Ladysmith originally was a coal town, and by “originally” we mean after the coal company ran off the indigenous tribes who had lived here for centuries.  The mine owner supposedly was so overjoyed when the 1899 siege at South Africa’s Ladysmith ended that he stole the name.  (On a tangentially-related note, Breaker Morant is a grossly-underappreciated movie.)

In one of our posts when we were in Quebec, we noted the province’s ubiquitous motto “je me souviens,” meaning “I remember.”  As in “I remember what those English bastards did to us.”  Ladysmith also remembers.  As in “We remember what we did to those natives when they had coal we wanted.”  So basically the opposite.

Anyway—as often seems to happen with mining towns—the mines closed, the trains stopped coming, and destitution plagued the place until a big revitalization effort.  At least we assume the trains stopped coming.

While Ladysmith indeed seems to have turned the corner and now counts a C-list actress among its residents, we can’t give it five stars until the best restaurants start operating on Mondays and Tuesdays.  Grrrr.  But we ended up at a quirky pizza joint in one of those 1903 coal-mine era houses, so we didn’t starve.

Tomorrow off to Montague Harbour on Galiano Island.

——————

* Canadian mosquitoes carry blood by the litres.  American mosquitoes carry blood by the quarts.  Canadian mosquitoes who come across the border use liters, “liters” being the correct spelling and all.

** Which reminds us of a joke . . .

6 thoughts on “Give us good friends, shore power, and open restaurants, and we’re happy”

  1. We had a FANTASTIC time! Thank you, thank you, thank you. Doug, Dana and first mate Sammy run a tight ship and make every day enjoyable, entertaining & educational. We had Canadian gallons of fun!! Although it was tough to get Doug to follow the litre.

    1. Y’all are great guests. Come back any time. Looking forward to Tennessee, European rivers, and safaris to the Arctic and Africa . . .

  2. Quite possibly, the best post I’ve ever read…. but absolutely the best time with both of you and Sammy-kins who lovingly announced Trevors arrival and departure from the boat each and every time. Seriously… what a fantastic time, you are the best hosts and the most fun… but you have to agree, I was making a late surge in Catan, just ran out of… both points and time. Thanks again and we shall see you soon on some non-rice Krispy courts!

    1. The best testimonial about your stay comes from Sammy, who likes you enough to forgive you for that time you kicked him so hard he almost flew off the boat. Huge fun. Thanks for visiting.

  3. So grateful you clarified the distinguishing factors between Pamela Anderson and me! Might have otherwise been missed.

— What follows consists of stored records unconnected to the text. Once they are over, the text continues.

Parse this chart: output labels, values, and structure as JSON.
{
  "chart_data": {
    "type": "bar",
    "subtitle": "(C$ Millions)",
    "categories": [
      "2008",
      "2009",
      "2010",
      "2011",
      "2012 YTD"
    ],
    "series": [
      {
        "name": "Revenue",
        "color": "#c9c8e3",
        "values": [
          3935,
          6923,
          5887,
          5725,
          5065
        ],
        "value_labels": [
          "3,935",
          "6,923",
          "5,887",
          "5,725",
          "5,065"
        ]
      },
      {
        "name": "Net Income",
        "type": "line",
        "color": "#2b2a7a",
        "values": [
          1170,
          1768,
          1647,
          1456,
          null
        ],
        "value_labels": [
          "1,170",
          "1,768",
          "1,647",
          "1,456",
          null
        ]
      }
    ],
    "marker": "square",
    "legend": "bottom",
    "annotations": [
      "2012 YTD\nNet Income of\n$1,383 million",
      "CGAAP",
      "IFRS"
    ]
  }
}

    Have a blast in Galliano! Not sure if the bus still runs to the Hummingbird, but, if it does, go. Not haute cuisine, but a great experience.

    Our curved window has been repaired! I am doing some work in Friday Harbor, but hope to get out late next week. Look forward to a rendezvous!

    1. Yay for the window repair! We’re definitely hoping for the bus ride to the pub. Hopefully we’ll see y’all soon!